Before you start searching the internet for phrases like why does my shoulder hurt and asking Dr. Google for help, it’s essential to understand why your shoulder is susceptible to injury and disease.

Your shoulder is an amazing joint that provides an incredibly wide range of motion. While this range of motion is highly beneficial, it comes at a price: shoulder instability. Since the shoulder is so unstable, the bones, muscles, and tissues of the shoulder are often damaged while they try to support your arm during all of the movement it endures.

Keep reading to learn about shoulder mechanics, the most common shoulder pain causes, and how to get relief when your shoulder hurts.

How the Shoulder Works

shoulder diagram to show pain in shoulder

Your shoulder is a complex ball and socket joint made up of many bones, muscles, tendons, and ligaments. The three bones comprise the shoulder joint: the humorous, scapula, and clavicle. The joint’s ball portion is situated on top of the humerus bone and sits inside the scapula’s socket.

Supporting the joint are ligaments, which connect the separate bones to each other. Motion is caused by the tendons, which tie the bones and muscles together. A group of tendons holds the ball into the rotator cuff socket. The bursae are the sacks cushion the joint and allow the motion to be fluid and easy.

Why Does My Shoulder Hurt?

The following shoulder injuries and diseases are common causes of shoulder pain.


Many types of injuries can cause damage to the shoulder joint. These can be sudden and traumatic injuries or long-term wear and tear. They include:

  • Shoulder Separation: Torn ligaments that allow the clavicle to move out of place
  • Shoulder Dislocation: Occurs when the shoulder ball is forced out of the socket
  • Sternoclavicular Separation: When the sternum and clavicle separate
  • Rotator Cuff Tears: The tendons of the rotator cuff become torn
  • Tendinitis: Inflammation of the tendons in the shoulder
  • Bursitis: Occurs when the bursae become inflamed
  • Shoulder Impingement Syndrome: Inflammation of the tendons causing the tendons to become trapped in the joint
  • SLAP Tears: Shoulder tears caused by trauma or repetitive motion (common in athletes)
  • Breaks or Fractures: Any of the bones involved with the usually pain-free movement of the shoulder can be broken or cracked


There are a few diseases that can cause shoulder pain, the most common of which is arthritis. Shoulder arthritis can be caused by the regular use of the joint over time. There are two main types of arthritis usually found in the shoulder: arthritis of the shoulder joint and arthritis of the AC joint.
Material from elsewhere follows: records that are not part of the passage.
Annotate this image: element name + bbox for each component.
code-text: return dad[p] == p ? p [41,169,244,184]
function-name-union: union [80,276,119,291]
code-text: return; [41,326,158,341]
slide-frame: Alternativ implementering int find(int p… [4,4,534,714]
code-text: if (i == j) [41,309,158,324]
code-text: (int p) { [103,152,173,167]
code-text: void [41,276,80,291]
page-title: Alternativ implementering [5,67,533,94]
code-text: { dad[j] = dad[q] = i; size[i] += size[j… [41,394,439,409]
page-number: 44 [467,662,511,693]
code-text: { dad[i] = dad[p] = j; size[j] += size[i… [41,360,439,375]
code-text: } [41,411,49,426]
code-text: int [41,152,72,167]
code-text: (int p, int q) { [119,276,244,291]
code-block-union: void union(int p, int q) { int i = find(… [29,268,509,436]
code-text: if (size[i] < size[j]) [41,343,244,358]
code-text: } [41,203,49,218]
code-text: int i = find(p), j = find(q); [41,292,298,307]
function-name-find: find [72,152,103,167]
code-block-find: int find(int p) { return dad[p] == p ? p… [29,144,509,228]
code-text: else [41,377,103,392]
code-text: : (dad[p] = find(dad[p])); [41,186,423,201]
The cartilage in the socket being lost through normal wear and tear, surgery, inflammation, infection, or injury are primary causes of arthritis of the shoulder. AC joint arthritis occurs when a small piece of cartilage near the clavicle is reduced in size or disappears via everyday use or injury.

Another ailment commonly associated with disease but also associated with shoulder surgery is frozen shoulder syndrome. Frozen shoulder occurs when the joint experiences restricted movement and sometimes severe pain. The lack of motion is caused by unusual tissue growth restricting the space available for motion and displacing the lubricating fluid usually seen surrounding the shoulder joint.

Why Does My Shoulder Hurt, and How Can I Get Relief?

It is always best to see a physician to diagnose the specific cause of your shoulder pain and come up with a shoulder care plan that works best for you. Your physician may give you exercises or other shoulder pain treatments you can perform at home and may also prescribe surgery or medication to alleviate the pain.

*This content is for information only and is not intended to replace the diagnosis, treatment, or medical advice from your treating healthcare professionals. The content does not provide medical advice, does not constitute the practice of medicine or other healthcare professional services, and does not create a doctor-patient relationship. You should not rely on this information as a substitute, nor does it replace professional medical advice, diagnosis, or treatment. If you have concerns or questions, seek the advice of your healthcare professionals. If you think you may have a medical emergency, call your doctor or 911 immediately. Do not rely on electronic communications or communicate through this website for immediate, urgent medical needs. This website is not designed to facilitate medical emergencies. The use of the information is at the reader’s own risk. The links are provided for information and convenience only. We cannot accept responsibility for the sites linked or the information found here. A link does not imply an endorsement of a site.